Blackstone Group L.P. is on the verge of snapping up a majority interest in 40 high-quality shopping centers. UBS, which co-owns the collection of U.S. retail properties with Kimco Realty Corp., will sell its controlling interest to Blackstone for $1.1 billion. Kimco disclosed the information during its fourth quarter earnings call on February 6 and Bloomberg was the first to report it the following day.
“During the quarter, Blackstone signed a definitive agreement with UBS Wealth Management North American Property Fund to purchase their equity interest in two large Kimco-managed UBS retail joint ventures, encompassing 40 high-quality shopping centers containing approximately 5.6 million square feet,” David B. Henry, Kimco president and CEO, said during the call.”

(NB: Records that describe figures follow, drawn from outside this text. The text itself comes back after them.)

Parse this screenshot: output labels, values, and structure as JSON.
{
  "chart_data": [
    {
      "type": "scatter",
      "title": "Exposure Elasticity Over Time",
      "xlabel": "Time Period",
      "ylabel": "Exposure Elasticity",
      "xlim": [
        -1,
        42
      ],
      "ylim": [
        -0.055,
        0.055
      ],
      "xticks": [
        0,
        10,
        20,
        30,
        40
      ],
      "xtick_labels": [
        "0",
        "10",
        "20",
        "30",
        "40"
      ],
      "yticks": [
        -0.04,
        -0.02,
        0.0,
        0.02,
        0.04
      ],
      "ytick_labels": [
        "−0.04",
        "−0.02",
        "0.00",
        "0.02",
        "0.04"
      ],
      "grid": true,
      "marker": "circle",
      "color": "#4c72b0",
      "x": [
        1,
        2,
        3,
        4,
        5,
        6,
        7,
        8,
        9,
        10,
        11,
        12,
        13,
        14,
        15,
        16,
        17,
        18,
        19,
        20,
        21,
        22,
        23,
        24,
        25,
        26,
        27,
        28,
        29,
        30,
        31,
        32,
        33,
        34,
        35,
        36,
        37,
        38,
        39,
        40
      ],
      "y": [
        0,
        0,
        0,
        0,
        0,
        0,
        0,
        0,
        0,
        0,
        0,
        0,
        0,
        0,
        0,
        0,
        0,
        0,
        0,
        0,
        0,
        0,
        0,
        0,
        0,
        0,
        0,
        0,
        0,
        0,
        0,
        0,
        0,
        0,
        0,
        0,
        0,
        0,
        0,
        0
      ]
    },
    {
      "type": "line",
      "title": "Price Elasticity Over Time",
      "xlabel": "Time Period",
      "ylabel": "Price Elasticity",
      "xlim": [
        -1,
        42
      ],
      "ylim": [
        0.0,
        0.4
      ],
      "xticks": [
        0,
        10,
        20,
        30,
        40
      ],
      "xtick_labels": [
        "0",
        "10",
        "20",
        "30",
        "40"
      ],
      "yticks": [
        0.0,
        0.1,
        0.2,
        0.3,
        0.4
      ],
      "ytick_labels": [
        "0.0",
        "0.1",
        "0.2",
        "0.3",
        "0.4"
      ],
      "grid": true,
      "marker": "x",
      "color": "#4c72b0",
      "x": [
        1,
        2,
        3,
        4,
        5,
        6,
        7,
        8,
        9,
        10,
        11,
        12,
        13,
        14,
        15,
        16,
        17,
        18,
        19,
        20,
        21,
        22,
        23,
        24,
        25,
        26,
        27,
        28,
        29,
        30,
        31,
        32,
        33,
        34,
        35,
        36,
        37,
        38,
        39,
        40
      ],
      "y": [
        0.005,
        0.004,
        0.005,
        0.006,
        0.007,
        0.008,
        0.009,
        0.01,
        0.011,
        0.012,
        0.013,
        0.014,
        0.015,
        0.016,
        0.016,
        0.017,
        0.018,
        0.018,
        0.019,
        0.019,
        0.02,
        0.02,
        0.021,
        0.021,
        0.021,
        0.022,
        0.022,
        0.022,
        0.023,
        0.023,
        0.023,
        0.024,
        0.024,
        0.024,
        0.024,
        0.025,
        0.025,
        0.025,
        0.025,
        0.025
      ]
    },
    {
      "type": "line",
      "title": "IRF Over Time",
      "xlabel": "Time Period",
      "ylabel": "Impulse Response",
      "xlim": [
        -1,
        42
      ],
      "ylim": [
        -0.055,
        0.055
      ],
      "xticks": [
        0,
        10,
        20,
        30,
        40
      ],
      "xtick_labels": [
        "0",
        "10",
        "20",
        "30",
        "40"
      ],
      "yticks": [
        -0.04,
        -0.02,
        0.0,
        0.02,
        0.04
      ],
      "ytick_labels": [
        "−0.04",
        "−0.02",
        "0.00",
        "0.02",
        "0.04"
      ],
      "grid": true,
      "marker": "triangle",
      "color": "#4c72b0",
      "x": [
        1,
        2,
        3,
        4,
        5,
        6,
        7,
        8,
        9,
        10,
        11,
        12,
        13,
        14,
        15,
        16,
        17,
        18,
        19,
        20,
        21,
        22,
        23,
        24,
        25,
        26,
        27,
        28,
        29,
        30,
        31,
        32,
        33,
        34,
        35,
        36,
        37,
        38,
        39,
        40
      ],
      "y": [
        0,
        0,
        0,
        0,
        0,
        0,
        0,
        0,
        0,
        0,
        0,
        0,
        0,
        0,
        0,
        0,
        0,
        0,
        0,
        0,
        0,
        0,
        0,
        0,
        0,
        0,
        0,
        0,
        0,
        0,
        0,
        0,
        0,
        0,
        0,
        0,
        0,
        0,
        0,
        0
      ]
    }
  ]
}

Kimco, which owns and operates the largest portfolio of neighborhood and community shopping centers in North America, is also getting a bigger piece of the pie. Per a preliminary agreement with Blackstone, the REIT will boost its ownership stake in the high-quality portfolio from 18 percent to 33 percent.
Additionally, as per the agreement, Kimco will stay on board as manager and leasing services provider for the properties. The REIT is keen on its new partner in the portfolio. “We have a great working relationship with [Blackstone],” Henry said during the call. “As you may remember, they purchased our Valad note, and we did work with them on the original Centro transaction so we have a good working relationship with them.”
A Blackstone spokesperson declined to comment on the deal.
The retail real estate market is a nice business to be in these days. Perhaps it has not caught up to multi-family in terms of being the favorite sector among investors, but it is certainly quite high on the radar. “The retail market clearly has continued to improve on an operating fundamental basis,” David Bujnicki, a spokesperson with Kimco, told Commercial Property Executive, basing his comments on numbers from the fourth quarter results Kimco reported this week. “Kimco and many of the strip-sector peers continue to report increasing occupancy, same-site NOI and leasing spreads, which is driven in part by the fact that there has been no new retail development in the marketplace, with national retailers continuing to look to increase their store counts.”